Being ‘delusional’ again sounds a lot better to me than having schizophrenia. Delusions are in popular knowledge associated with insanity, such as ‘delusions of grandeur’. The immediate reaction here might even be humorous, as such ideas seem comical and absurd to the layman. ‘Paranoid delusions’ is another close association with schizophrenia but in this respect it could be a very counterproductive label. Again, I think there is a suggestion of danger associated with someone who is paranoid about people persecuting them. It is hard to see a way past this problem by simply using new terminology. What label would you suggest for people who believe others are out to get them? It might be helpful to try to give an example here of famous people who have had the same problem. There are lots of popular films, such as The Madness of King George and A Beautiful Mind.
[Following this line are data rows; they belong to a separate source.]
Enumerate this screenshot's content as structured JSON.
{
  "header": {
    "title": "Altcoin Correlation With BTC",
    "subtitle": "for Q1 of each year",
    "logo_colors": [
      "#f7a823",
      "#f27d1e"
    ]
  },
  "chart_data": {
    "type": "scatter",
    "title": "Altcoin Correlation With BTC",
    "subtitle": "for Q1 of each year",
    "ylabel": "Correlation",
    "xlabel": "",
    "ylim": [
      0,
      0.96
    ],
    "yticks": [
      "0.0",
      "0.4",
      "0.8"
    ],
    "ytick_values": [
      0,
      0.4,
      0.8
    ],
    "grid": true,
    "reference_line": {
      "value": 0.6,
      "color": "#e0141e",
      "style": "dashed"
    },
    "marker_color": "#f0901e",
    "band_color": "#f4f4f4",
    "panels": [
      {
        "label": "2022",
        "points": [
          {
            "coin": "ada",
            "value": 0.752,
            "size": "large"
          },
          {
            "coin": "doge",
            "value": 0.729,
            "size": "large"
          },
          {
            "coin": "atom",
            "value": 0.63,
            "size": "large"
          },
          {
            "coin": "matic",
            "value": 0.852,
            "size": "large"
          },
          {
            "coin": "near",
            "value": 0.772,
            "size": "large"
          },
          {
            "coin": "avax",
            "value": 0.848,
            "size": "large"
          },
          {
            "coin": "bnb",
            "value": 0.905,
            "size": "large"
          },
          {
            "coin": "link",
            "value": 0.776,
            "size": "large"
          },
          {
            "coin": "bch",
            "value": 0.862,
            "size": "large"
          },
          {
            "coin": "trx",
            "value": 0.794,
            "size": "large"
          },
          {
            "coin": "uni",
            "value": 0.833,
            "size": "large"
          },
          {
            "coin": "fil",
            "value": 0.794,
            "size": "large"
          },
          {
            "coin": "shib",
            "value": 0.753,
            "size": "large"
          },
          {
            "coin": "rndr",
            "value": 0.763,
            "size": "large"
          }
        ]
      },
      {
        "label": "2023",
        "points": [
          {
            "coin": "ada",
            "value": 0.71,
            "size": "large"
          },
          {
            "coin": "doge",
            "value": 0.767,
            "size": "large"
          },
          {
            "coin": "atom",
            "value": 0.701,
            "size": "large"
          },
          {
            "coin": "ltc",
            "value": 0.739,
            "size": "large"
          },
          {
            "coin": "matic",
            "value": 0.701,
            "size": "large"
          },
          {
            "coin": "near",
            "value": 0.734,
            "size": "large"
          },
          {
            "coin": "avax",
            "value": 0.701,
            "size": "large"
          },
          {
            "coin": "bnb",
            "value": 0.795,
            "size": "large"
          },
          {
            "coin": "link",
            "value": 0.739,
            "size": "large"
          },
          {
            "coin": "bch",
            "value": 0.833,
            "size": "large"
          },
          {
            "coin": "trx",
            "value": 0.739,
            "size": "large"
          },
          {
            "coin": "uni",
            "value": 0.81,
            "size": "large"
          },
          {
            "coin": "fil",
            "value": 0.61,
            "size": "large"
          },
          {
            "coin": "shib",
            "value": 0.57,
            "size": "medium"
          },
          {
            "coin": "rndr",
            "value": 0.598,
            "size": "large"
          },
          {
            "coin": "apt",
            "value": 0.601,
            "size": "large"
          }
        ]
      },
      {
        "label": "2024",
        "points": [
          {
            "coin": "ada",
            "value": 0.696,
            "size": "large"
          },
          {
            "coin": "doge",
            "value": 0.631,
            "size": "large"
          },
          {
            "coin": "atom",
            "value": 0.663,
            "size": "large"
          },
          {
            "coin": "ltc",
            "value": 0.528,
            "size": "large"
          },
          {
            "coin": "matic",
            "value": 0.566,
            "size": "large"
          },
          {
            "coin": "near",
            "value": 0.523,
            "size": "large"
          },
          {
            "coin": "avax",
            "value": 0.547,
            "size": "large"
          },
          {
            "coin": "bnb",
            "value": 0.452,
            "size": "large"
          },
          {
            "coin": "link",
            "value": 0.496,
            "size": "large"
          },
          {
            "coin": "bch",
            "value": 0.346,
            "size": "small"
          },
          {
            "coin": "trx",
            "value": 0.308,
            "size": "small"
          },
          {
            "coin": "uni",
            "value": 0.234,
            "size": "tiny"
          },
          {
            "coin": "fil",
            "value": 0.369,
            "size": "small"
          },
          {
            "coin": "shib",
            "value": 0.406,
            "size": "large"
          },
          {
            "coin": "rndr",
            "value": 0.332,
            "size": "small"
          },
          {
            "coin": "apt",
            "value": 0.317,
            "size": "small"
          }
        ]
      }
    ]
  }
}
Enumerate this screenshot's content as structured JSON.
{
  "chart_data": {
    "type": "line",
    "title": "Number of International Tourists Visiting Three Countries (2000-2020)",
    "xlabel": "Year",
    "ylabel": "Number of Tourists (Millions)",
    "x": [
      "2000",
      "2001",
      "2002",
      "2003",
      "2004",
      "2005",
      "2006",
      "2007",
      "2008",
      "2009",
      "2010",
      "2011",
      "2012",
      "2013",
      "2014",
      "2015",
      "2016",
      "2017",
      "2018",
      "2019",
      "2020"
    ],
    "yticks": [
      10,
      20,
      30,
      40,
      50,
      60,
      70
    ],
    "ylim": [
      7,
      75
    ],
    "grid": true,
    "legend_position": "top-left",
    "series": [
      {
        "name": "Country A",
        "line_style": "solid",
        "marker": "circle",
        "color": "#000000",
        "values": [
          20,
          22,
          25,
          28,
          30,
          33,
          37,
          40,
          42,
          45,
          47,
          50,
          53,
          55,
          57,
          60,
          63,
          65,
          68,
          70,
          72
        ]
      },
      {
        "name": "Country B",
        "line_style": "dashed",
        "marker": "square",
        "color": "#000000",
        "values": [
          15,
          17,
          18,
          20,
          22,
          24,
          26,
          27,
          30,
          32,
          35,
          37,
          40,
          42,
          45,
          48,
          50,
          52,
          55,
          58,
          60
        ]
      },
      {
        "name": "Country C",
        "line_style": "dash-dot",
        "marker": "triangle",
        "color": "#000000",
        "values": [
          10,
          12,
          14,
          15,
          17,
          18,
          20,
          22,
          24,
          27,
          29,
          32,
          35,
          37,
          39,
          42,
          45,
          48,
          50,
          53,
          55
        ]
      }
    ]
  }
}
This seems the best way to defuse the connotations which arise from an initial diagnosis.
In the end, the whole issue of how to explain it seems very difficult. Normalising some of the experiences is critical. Being open about discussing people's misconceptions and fears would help prevent those fears escalating. Giving good information to the patient and the family about options for recovery is critical in inspiring hope. Understanding each patient's personal journey into psychosis would be more meaningful than blanket labels. The media has an important role to play in perpetuating stereotypes, which increase fears of the diagnosis of schizophrenia. Finally, raising mental health awareness with young people in a non-shaming way would give them the information they need to recognise issues early on and the courage to ask for support.